Interestingly, the biggest sellers of this year’s Fringe Festival were, for the most part, created by people who did not come up through the usual channels. The Pioneer Press published a list of the top-selling productions, and they are dominated by work produced by Twin Citians whose primary background is in comedy. “The Damn Audition” is the work of Joe Scrimshaw, who has been writing full-length plays for a half-decade or so now, but who started as part of a popular comedy team with his brother Josh; “Speech!” is the product of Mike Fotis and Joe Bozic, who collectively are known as the improv team Ferrari McSpeedy; “The Princeton Seventh” starred and was spearheaded by Ari Hoptman, a comedian, and costarred Alex Cole, also a comedian; “A Nice Guy’s Guide to Awkward Sex” was not only written, directed, and starred Ben San Del, a local stand-up comedian, but was set in the world of stand-up comedy and used stand-up comics to flesh out the cast.
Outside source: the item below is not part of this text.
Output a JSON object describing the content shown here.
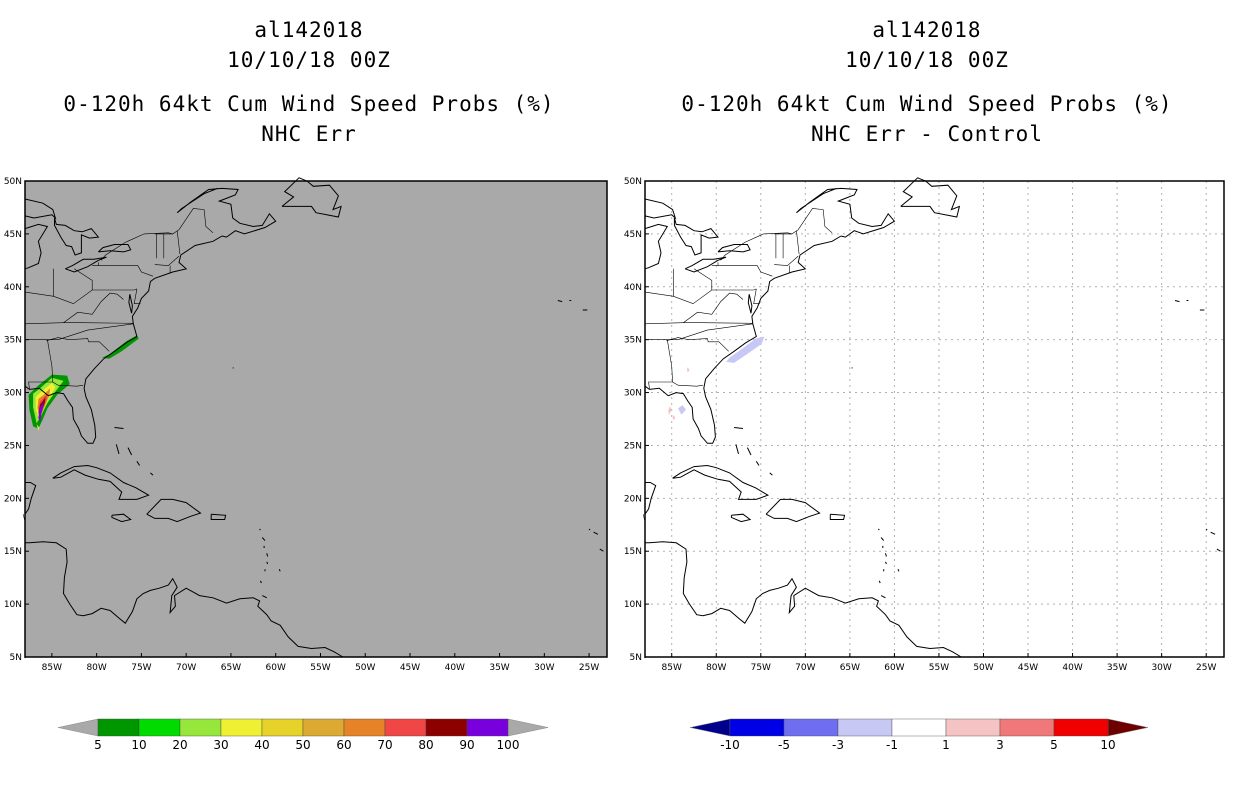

I saw all of these plays, and, from my perspective, every single one of them worked as theater. These were not comedy routines moved to the stage, but were works conceived of as plays; in fact, San Del’s play was the only one that felt somewhat immature theatrically (understandably; it’s the first script he’s ever written; even then, it didn’t feel all that clunky). The remainder displayed a great deal of theatrical sophistication, and “Speech!,” in particularly, is the sort of thing I can easily imagine taking over a theater space and running for years.
This is worth noting, especially considering that Todd London and Ben Pesner’s book “Outrageous Fortune” revealed that increasingly playwrighting has become something of a career track that is only open to writers who graduate from a handful of prestigious programs. In fact, I have started to wonder if people who might not have previously put their creative energies primarily into playwrighting aren’t instead gravitating toward comedy, thanks to the almost instantaneous opportunity to get their work in front off an audience. Stand-up comics, as an example, can get up at any of a dozen open mics in the Twin Cities, while improv comics have abbreviated training programs (the Brave New Workshop in Minneapolis offers a year-long course, as an example), and then it isn’t too hard to put together a troupe and find a stage. Compare this to the process of playwrighting, in which any single play can take years to find a production, and half of all plays written by mid-level playwrights never get produced at all. And we shouldn’t be surprised when these comics produce work that is at once well-made and crowd pleasing, as they have an advantage over other playwrights in that they constantly get to test their material before live audience, and refine it based on audience reactions.
It’s possible, based on the Fringe, that tomorrow’s world of theater will mostly be satires of science fiction themes created by stand-up and improv comics. And, truthfully, based on what I saw at this year’s festival, that wouldn’t be a bad thing.